The Notebook is the North American home for Locarno Film Festival Artistic Director Carlo Chatrian's blog. Chatrian has been writing thoughtful blog entries in Italian on Locarno's website since he took over as Director in late 2012, and you can find the English translations here on the Notebook as they're published.
"C’est l’apocalypse, Carpentier!"
A police commissioner speaks this line with his eyes popping, a thousand tics distorting his face with an equal amount of grins, and almost incomprehensible speech delivered in a tone of voice that is louder than required. Spoofing the characteristics of the detective, commissioner Van der Weyden is the distillation of the elements that make Bruno Dumont’s work so unique and irresistible. Named after the Flemish painter, who is renowned for his portraits where the position of the hands creates a dialogue with the sober expressiveness of the faces, the commissioner is an indiscernible blend of stupidity and amazement. Within the story, he is supposed to make sense of the mysteries of the world, shedding light on the inexplicable events in the flat lands of Northern France that are the setting of most of the director’s films. And yet, Van der Weyden is the first to have no idea of what is going on, the first to get lost when facing reality’s chaos and lack of coherence.
The context is that of a television series, now in its second season. But in this case, going against the agelessness of the small screen, characters grow up and go as far as changing their nickname: Quinquin is now Coincoin. What remains is the vision of a world that has lost all meaning and offers itself to the viewer with the most chilling incoherence. And as if often the case, man reacts to the unknown by laughing. We laugh at something that, if watched closely, is like a distorted mirror of our being in the world.
Behind the apparent simplicity of mise en scène and storytelling, behind the quick delivery associated with writing for television, lies Dumont’s most conceptual film, whose ambition is to encapsulate the world and its different facets in a handkerchief of dirt.

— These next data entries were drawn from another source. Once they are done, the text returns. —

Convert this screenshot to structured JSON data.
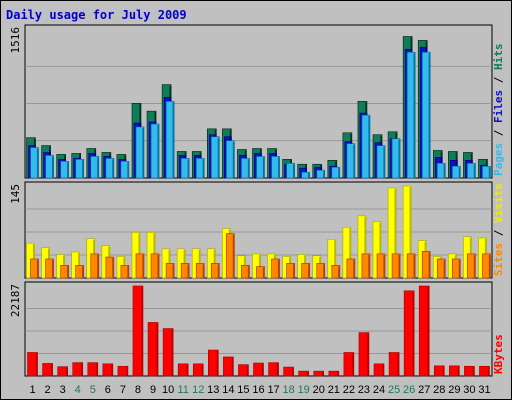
{
  "chart_data": {
    "type": "bar",
    "title": "Daily usage for July 2009",
    "categories": [
      "1",
      "2",
      "3",
      "4",
      "5",
      "6",
      "7",
      "8",
      "9",
      "10",
      "11",
      "12",
      "13",
      "14",
      "15",
      "16",
      "17",
      "18",
      "19",
      "20",
      "21",
      "22",
      "23",
      "24",
      "25",
      "26",
      "27",
      "28",
      "29",
      "30",
      "31"
    ],
    "weekend_days": [
      "4",
      "5",
      "11",
      "12",
      "18",
      "19",
      "25",
      "26"
    ],
    "panels": [
      {
        "id": "hits",
        "ymax_label": "1516",
        "ylim": [
          0,
          1516
        ],
        "side_label": [
          "Pages",
          "Files",
          "Hits"
        ],
        "series": [
          {
            "name": "Hits",
            "color": "#0f7b5f",
            "values": [
              410,
              330,
              240,
              250,
              300,
              260,
              240,
              760,
              680,
              950,
              270,
              270,
              500,
              500,
              290,
              300,
              300,
              190,
              140,
              140,
              180,
              460,
              780,
              440,
              470,
              1440,
              1400,
              280,
              270,
              260,
              190
            ]
          },
          {
            "name": "Files",
            "color": "#1010c8",
            "values": [
              330,
              260,
              190,
              200,
              250,
              220,
              190,
              560,
              570,
              820,
              230,
              230,
              440,
              420,
              230,
              250,
              250,
              140,
              100,
              110,
              120,
              370,
              660,
              360,
              400,
              1310,
              1330,
              210,
              180,
              180,
              130
            ]
          },
          {
            "name": "Pages",
            "color": "#33bbee",
            "values": [
              330,
              250,
              190,
              210,
              240,
              220,
              190,
              540,
              570,
              800,
              220,
              220,
              440,
              400,
              220,
              240,
              240,
              170,
              80,
              100,
              130,
              370,
              660,
              350,
              420,
              1300,
              1300,
              170,
              140,
              170,
              140
            ]
          }
        ]
      },
      {
        "id": "visits",
        "ymax_label": "145",
        "ylim": [
          0,
          145
        ],
        "side_label": [
          "Sites",
          "Visits"
        ],
        "series": [
          {
            "name": "Visits",
            "color": "#ffff00",
            "values": [
              55,
              48,
              37,
              41,
              62,
              51,
              34,
              72,
              72,
              46,
              46,
              46,
              46,
              78,
              35,
              38,
              38,
              34,
              37,
              35,
              61,
              80,
              98,
              89,
              142,
              145,
              59,
              34,
              38,
              65,
              63
            ]
          },
          {
            "name": "Sites",
            "color": "#ff8800",
            "values": [
              30,
              30,
              20,
              20,
              38,
              33,
              20,
              38,
              38,
              23,
              23,
              23,
              23,
              70,
              20,
              18,
              30,
              23,
              23,
              23,
              20,
              30,
              38,
              38,
              38,
              38,
              42,
              30,
              30,
              38,
              38
            ]
          }
        ]
      },
      {
        "id": "kbytes",
        "ymax_label": "22187",
        "ylim": [
          0,
          22187
        ],
        "side_label": [
          "KBytes"
        ],
        "series": [
          {
            "name": "KBytes",
            "color": "#ff0000",
            "values": [
              5800,
              3100,
              2300,
              3300,
              3300,
              3000,
              2400,
              22200,
              13200,
              11700,
              3000,
              3000,
              6400,
              4700,
              2800,
              3200,
              3300,
              2200,
              1200,
              1200,
              1200,
              5800,
              10700,
              3000,
              5800,
              21000,
              22187,
              2500,
              2500,
              2400,
              2400
            ]
          }
        ]
      }
    ]
  }
}
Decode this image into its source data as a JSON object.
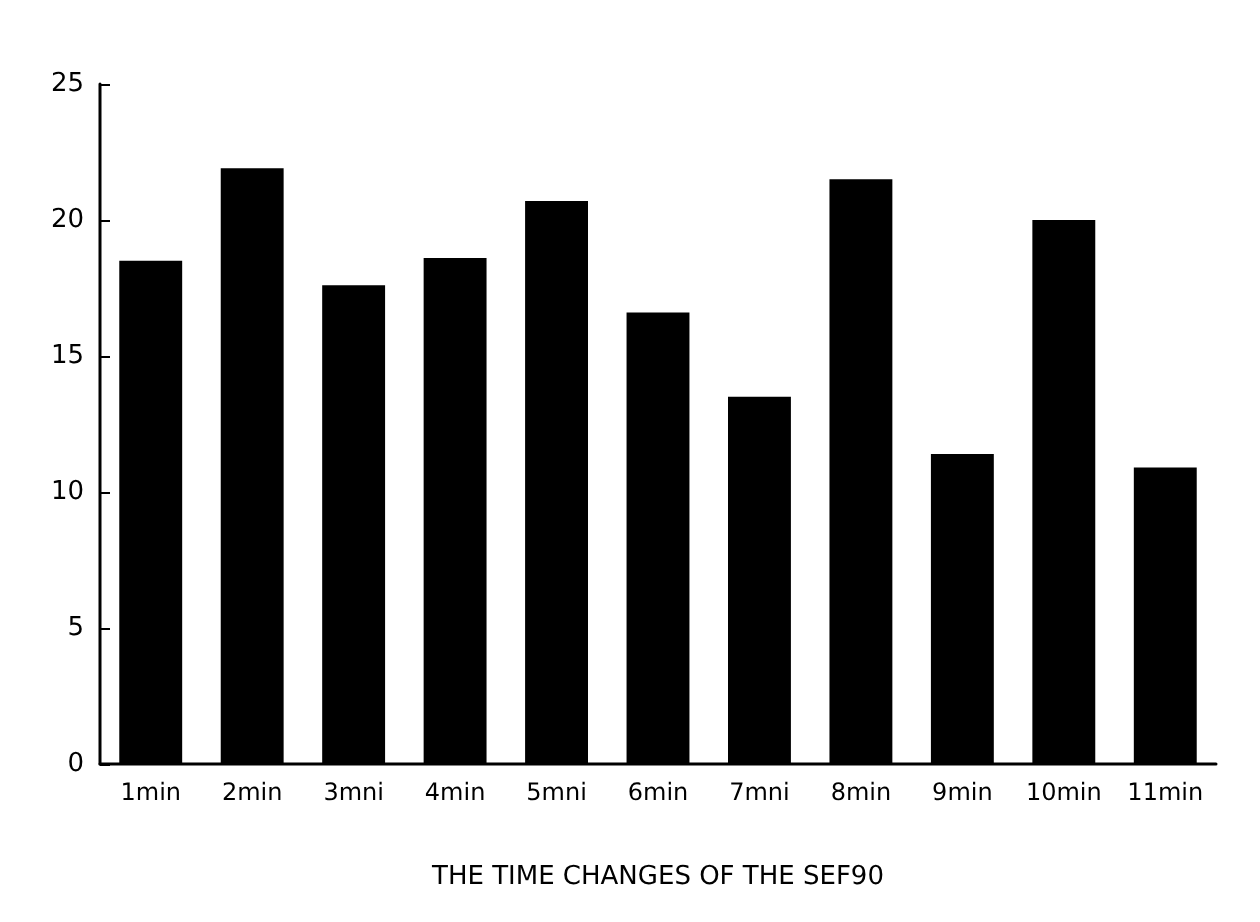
{
  "chart_data": {
    "type": "bar",
    "xlabel": "THE TIME CHANGES OF THE SEF90",
    "categories": [
      "1min",
      "2min",
      "3mni",
      "4min",
      "5mni",
      "6min",
      "7mni",
      "8min",
      "9min",
      "10min",
      "11min"
    ],
    "values": [
      18.5,
      21.9,
      17.6,
      18.6,
      20.7,
      16.6,
      13.5,
      21.5,
      11.4,
      20.0,
      10.9
    ],
    "color": "#000000",
    "ylim": [
      0,
      25
    ],
    "yticks": [
      0,
      5,
      10,
      15,
      20,
      25
    ],
    "grid": false
  }
}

He hides this project in sequences with deep contrasts: high and low, mask and body, carnival and justice. This procedure was already obvious in his first feature film, La vie de Jésus. There the representation was more realistic and the cinematic writing still allowed for a transition from one scene to the next, but at the center was also a young man, not unlike the protagonists of Dumont’s later films. Freddy lives with the same unease as Quinquin, the youngsters in Flanders or the nameless boy in Hors Satan. Faced with something he can’t explain (his girlfriend decides to approach a stranger), Freddy is half perpetrator and half victim, a paradoxical Jesus on the eve of the 21st century.
"Ce n’est pas le film qui est moral, c’est le spectateur qui va l’être. "
Upon meeting him in 1997, Bruno Dumont had a clear idea about the role of cinema and its centers of interest. “To me, this story, these characters, these locations are a tool to enter the human condition. Therefore it is not naturalism, it is an impression of truth that sinks very rapidly.” What has remained constant in his filmmaking is the will to investigate man and his gray areas, be they relational or existential. Thy neighbor viewed as an obstacle, evil as an unavoidable presence, sex as the dark backdrop of mankind are just a few of the challenges his films have accepted. Unlike the lion’s share of bourgeois cinema, born in the cities and developed in lounges, Dumont looks directly at the major questions that torment man. Facing an increasingly opaque reality, Dumont offers strong stories without the easy solution of an ending, be it positive or negative. The stories are open because the problems they deal with are open. The characters appear to be dragged by higher powers, they don’t think, and they rarely act. Their subservience to reality, destiny and power relationships that rule society is thrown into the viewer’s face, and it’s up to him to respond.
Despite the dominating cold color palette, the colors of the North that gave birth to the director and serves as the setting for most of his stories, Bruno Dumont’s films are fiery material. They are as flammable as the reactions they provoke. He sees cinema as a tool with which he removes the hinges of traditional thinking, such as splitting mankind into good and evil. His view of the world is based on the problem-free coexistence of the archaic and the modern. One thinks of Jeannette, l’enfance de Jeanne d’Arc, where Peguy’s exorbitant text is conveyed through song, accompanied by dancing and Igorrr’s music. The timeless character of Joan of Arc fits perfectly among the figures the director has assembled, film by film. The world parading in front of the camera is an agricultural one, and the parade itself reoccurs in different ways throughout his films. The parade, much like the mask, is the moment in which the community gets on a stage and performs for its equals.
Dumont’s characters have faces that resemble masks, exceeding cinematic conventions, and the same goes for their words. We are far removed from both Parisian eloquence (the commissioner frequently says “bordel-ll”) and suburban slang. Dumont’s language exaggerates cadence, accent and dialectal deformation. Body and word are the Cartesian axes that identify the characters and make them irreducible opposite the celluloid world. Dumont is one of the few asking what the status of images is today, and he acts consequently. Whereas most images today are disincarnated and can move from one medium to another, Dumont’s work has the disagreeable flavor of dirt (or manure, in keeping with his latest work). His images are not analog in the word’s traditional sense, they are not a cast of reality, but they do carry the stigmata of the real.